I brought red and green boonsfarm to the white elephant party. classy and festive. I think this is what people are referring to when they talk about killing two birds with one stone.
I know it may not be fiscally responsible to pregame fifty cent night, but I'm gonna go ahead and do it anyway.
I am currently in the waffle making stage of highness
I didn't budget in chasers this month so were chasing everything with water. Sorry.
well its a long story but basically i overcame many cockblocks
Swear to god this chicks brother got let out of jail for the weekend for the sole purpose of cock blocking me
I think I'm dead. Why did I think it was a good idea to hang from the banister while someone poured liquor into my mouth?
This is what my life has come to. Drinking champagne alone yelling at the dog because no one wants to hang out with me
Checked my photo vault today... My self nudie folder is passing the 150 mark.
The weird thing is that you don't send them to anyone. You just keep them for yourself...

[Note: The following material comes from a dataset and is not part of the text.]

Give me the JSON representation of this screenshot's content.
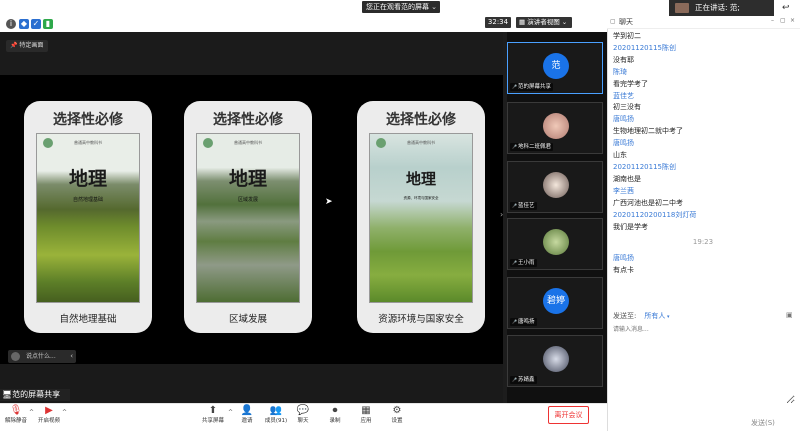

I told you alcohol was flammable, but you didn't believe me until you tried to extinguish your sparkler by submerging it in vodka and the bottle burst into flames.
Just told some little girl not to judge me as I brushed my teeth in the target bathroom
He said I gave him the best head he's ever had and I bowed. I BOWED.
That was before I lit my hair on fire
If you fuck her..... You will be in great danger. Like in so much danger it would be like walking into a pit of crocodiles who haven't eaten and you also just stole their baby.
doc says my ankle might be broken, they're going to do xrays. He asked me what happened and I told him if he could find out that would be great.